57 SEMINCI. Sección oficial (corto): ‘Útrás Reykjavik’ (‘Revolución Reykjavik’): La crisis es esto

Las críticas de Carlos Cuesta en la 57 Seminci: Útrás Reykjavik (Revolución Reykjavik) 

La crisis económica nos va dejando testimonios audiovisuales de sus estragos para hacerse un poco más famosa. Revolución Reykjavik saca al escenario a Islandia, donde una mujer trabajadora, madre y abuela, pierde su trabajo en una oficina bancaria a finales del año 2008. Se termina el empleo y comienza la lucha por no perder la dignidad ni la moral. Lo primero, decide ocultar la situación a su familia, pero todo saldrá irremediablemente a la luz.
Lilja Pórisdóttir hace una soberbia interpretación para un personaje que va degenerando física y emocionalmente hasta el hundimiento. Una mujer mayor y elegante, en situación de reprochar a su hija algunas contingencias del pasado, se ve ahora en el paro, sin posibilidad de hallar uno nuevo, ante una fila para pedir el subsidio, y sin coraje para asumirlo, o quizá con demasiado coraje para aceptarlo. La película es una cruda demostración de la desolación de personas que nunca creyeron posible llegar a algo así y un relato con pocas concesiones para el consuelo.

La directora Ísold Uggadóttir ofrece un guión apoyado en una inestable relación familiar basada en el reproche madre-hija; nos presenta un personaje resuelto, instalado en la superioridad moral, que recibe un primer golpe con el despido pero que tira de abnegado optimismo para resolver la situación, sin necesidad de que su familia se entere, ahorrándose así la vergüenza. Obviamente esto no va a ocurrir, y podremos ver cada uno de los estados mentales por los que pasa cuando sus opciones se vayan reduciendo a cero. 
Podremos verlos a través de la cara de la protagonista, un espejo de emociones y sentimientos, apenas hay diálogo.

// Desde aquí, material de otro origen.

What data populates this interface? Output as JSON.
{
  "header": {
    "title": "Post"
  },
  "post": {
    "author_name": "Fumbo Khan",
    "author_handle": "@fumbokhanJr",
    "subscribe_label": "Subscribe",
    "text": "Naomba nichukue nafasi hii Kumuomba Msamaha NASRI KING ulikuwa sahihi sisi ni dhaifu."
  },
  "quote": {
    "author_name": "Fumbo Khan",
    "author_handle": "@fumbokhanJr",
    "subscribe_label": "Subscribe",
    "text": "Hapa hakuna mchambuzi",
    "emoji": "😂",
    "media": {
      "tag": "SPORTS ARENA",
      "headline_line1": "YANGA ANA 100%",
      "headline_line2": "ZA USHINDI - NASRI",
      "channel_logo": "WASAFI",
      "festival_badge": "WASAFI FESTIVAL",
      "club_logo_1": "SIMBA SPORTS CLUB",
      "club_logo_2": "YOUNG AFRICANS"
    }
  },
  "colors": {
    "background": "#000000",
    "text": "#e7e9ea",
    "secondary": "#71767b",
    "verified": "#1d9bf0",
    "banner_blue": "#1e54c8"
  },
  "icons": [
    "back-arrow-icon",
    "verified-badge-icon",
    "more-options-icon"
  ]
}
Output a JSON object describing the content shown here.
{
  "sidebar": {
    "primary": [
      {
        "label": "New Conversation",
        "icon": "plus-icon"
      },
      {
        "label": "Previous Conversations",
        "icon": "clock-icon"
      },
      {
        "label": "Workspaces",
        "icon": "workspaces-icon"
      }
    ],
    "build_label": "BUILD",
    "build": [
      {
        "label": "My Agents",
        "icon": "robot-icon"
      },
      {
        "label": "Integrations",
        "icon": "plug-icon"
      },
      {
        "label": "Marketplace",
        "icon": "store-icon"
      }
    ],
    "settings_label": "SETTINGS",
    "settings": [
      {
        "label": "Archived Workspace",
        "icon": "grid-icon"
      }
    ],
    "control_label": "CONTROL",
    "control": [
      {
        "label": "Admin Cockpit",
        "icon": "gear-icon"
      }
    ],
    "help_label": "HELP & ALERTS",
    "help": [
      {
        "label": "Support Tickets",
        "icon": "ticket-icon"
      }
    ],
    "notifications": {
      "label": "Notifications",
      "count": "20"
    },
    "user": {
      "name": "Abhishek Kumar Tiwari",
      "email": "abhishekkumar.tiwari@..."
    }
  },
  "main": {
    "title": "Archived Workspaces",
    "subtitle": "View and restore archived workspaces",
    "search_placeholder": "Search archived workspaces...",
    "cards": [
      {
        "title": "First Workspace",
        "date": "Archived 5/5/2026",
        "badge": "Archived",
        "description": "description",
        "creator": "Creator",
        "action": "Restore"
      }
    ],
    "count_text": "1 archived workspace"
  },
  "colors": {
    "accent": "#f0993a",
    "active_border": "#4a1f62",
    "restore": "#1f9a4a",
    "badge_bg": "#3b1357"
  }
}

Sólo los sonidos de la televisión que explican con las frías y huecas palabras de los políticos el diagrama de la situación; sólo las preguntas sin respuesta para unos niños que preguntan cómo es posible que la nevera que siempre estuvo llena apenas tenga nada.
Especialmente dura y tensa es la escena en la que la abuela lleva a los nietos al supermercado y podemos oír su discurso inocente e ignorante: “¿te acuerdas cuando la abuela tenía de estos”, cogiendo una chocolatina del estante. La señora se planta en la caja del establecimiento que atiende su propia hija sin dinero con que pagar. 
Revolución Reykjavik tendrá un buen recorrido por el festival. Gozará de la empatía del público, de unos espectadores que pueden sentir lo que siente el personaje gracias a una ambientación bien definida, a una espectacular interpretación, a la gran definición de un rostro más de la crisis. La falta de un guiño humorístico, de una pequeña tregua (más allá de la catártica escena final), hace al cortometraje un poco difícil de masticar. Pero es que la crisis es esto, nos llega cruda.